One answer came from Liam Boogar at a FailCon panel in Switzerland. Boogar is originally from Silicon Valley and in 2011 co-founded Rude Baguette, a site that covers French startups. “I see no difference between a French entrepreneur and a Swedish entrepreneur and an American entrepreneur,” he said on a FailCon video. “The difference is what we talk about and what we choose to project, vs. what we actually feel. You don’t talk about your weaknesses, like your fear of failure.”
Phillipps says, “I actually think failure … is not taboo in the Bay Area, but being in the midst of a failure still is. It’s worse around the world — many cultures see a failed idea or business as a failed human being.”
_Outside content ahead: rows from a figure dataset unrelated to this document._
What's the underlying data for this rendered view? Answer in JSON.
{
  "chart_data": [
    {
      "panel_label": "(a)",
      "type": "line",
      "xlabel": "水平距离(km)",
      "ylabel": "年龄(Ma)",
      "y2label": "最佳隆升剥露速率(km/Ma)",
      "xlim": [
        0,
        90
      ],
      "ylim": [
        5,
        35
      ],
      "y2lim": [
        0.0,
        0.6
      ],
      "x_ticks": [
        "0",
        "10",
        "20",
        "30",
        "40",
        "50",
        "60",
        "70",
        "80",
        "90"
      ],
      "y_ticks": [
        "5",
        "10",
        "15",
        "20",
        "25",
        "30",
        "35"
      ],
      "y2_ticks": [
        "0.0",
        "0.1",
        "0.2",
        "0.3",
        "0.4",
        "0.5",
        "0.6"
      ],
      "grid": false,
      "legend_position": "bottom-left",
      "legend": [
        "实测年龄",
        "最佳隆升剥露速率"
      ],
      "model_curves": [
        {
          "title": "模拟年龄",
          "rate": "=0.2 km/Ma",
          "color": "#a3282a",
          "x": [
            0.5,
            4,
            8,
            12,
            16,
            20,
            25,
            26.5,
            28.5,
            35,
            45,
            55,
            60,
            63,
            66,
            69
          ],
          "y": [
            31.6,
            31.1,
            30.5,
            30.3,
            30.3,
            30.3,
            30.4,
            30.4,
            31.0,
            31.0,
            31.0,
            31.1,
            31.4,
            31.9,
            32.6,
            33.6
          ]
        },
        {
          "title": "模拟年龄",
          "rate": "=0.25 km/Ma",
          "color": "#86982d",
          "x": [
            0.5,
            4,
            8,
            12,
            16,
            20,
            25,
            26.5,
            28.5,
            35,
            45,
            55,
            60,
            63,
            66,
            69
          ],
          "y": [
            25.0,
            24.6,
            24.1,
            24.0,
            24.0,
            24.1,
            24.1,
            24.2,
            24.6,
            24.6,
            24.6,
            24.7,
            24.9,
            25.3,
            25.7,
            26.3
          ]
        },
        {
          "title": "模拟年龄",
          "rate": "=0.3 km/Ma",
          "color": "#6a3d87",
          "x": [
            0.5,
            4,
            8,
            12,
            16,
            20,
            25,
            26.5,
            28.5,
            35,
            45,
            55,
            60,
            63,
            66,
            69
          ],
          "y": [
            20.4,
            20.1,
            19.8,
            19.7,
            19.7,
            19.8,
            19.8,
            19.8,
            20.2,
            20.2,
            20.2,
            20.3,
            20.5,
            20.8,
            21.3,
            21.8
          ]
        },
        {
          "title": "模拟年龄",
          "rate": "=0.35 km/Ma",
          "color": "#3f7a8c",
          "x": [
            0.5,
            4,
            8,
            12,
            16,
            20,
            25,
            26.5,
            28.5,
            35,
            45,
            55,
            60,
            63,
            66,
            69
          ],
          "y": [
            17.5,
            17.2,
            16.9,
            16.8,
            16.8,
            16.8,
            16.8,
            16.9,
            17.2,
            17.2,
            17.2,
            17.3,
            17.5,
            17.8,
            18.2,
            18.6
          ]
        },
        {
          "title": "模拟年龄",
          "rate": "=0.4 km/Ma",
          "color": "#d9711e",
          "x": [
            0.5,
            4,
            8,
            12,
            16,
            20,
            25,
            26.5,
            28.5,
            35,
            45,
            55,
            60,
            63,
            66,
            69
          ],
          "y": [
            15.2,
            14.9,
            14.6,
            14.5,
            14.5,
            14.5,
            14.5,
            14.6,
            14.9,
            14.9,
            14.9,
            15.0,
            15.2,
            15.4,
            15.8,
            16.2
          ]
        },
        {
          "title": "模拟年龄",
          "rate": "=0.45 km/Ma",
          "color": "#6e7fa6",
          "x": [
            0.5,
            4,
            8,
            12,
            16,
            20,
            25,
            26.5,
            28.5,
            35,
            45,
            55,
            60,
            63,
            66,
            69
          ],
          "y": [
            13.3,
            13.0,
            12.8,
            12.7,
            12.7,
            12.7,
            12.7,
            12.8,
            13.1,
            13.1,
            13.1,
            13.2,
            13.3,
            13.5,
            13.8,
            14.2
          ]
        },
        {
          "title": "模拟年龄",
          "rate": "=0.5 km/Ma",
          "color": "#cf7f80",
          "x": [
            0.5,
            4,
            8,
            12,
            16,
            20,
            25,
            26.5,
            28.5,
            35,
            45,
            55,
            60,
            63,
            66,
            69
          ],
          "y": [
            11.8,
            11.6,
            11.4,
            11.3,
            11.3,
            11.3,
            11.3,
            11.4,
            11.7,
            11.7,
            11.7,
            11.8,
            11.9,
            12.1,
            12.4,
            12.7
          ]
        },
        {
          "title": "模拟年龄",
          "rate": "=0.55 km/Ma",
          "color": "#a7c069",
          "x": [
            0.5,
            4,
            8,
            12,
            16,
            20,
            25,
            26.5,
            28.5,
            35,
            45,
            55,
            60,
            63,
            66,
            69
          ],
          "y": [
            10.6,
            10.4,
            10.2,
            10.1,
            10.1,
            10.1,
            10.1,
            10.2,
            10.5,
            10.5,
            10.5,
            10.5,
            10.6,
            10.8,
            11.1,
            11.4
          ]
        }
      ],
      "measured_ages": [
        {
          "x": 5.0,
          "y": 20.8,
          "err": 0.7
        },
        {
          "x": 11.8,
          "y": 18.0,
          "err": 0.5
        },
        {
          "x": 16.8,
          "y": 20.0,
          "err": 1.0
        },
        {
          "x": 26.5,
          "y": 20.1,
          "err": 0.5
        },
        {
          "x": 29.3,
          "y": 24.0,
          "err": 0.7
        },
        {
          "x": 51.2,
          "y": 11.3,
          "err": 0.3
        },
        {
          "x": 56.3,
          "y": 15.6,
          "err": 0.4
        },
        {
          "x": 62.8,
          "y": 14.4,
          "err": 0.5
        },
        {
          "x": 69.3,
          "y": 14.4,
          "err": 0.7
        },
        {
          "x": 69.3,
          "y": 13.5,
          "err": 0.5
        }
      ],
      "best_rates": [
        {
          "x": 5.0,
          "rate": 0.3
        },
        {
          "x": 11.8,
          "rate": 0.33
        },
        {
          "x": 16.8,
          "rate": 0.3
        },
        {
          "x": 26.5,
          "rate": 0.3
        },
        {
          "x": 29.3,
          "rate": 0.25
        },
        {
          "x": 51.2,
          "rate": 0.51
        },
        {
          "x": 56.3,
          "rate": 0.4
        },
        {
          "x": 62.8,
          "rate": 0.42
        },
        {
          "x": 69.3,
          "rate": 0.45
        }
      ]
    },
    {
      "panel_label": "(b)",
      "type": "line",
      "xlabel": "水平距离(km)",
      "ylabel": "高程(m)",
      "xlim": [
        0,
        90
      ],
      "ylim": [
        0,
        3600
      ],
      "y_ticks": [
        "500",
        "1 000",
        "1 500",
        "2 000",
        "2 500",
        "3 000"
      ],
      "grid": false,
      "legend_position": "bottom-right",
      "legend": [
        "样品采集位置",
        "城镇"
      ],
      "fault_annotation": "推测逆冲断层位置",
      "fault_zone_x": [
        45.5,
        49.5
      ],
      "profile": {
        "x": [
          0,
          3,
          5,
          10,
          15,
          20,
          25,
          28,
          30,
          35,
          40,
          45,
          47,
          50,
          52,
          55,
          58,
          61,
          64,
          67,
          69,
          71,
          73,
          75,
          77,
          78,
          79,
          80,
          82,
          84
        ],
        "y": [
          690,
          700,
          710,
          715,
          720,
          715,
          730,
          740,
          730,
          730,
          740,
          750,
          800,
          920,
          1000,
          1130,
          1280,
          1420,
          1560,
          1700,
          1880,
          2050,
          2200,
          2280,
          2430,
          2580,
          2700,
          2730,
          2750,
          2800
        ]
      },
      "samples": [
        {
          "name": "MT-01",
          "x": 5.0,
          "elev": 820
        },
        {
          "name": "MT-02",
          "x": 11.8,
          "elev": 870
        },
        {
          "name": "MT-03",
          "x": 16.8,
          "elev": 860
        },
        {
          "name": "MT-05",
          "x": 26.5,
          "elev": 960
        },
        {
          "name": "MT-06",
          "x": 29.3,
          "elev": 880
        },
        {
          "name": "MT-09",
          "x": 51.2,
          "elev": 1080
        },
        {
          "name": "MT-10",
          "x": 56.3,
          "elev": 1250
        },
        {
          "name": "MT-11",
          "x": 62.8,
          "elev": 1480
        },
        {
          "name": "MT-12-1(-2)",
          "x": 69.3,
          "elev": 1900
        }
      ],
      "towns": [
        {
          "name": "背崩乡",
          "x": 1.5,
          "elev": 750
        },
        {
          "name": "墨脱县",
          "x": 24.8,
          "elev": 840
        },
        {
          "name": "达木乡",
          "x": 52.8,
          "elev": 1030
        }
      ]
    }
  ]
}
Five years of failure conferences have yielded a lot of stories, lessons, and plenty of open-ended debates. Some are documented in videos; others are firmly rooted in FailCon participants’ minds. For instance, Loviglio says that there’s no one answer to the debate over whether to start a business with a clear business model vs. just going out and getting customers. “You can’t control everything,” she says. Timing and luck are just as important as anything else.
FailCon is ultimately about acknowledging the usefulness of failure. “People who failed at something often seem more confident about it in the future — not immediately, but in time, once they have processed the failure,” Phillipps says. “They move forward with more information and often say that, without that failure, they would not have been able to succeed.”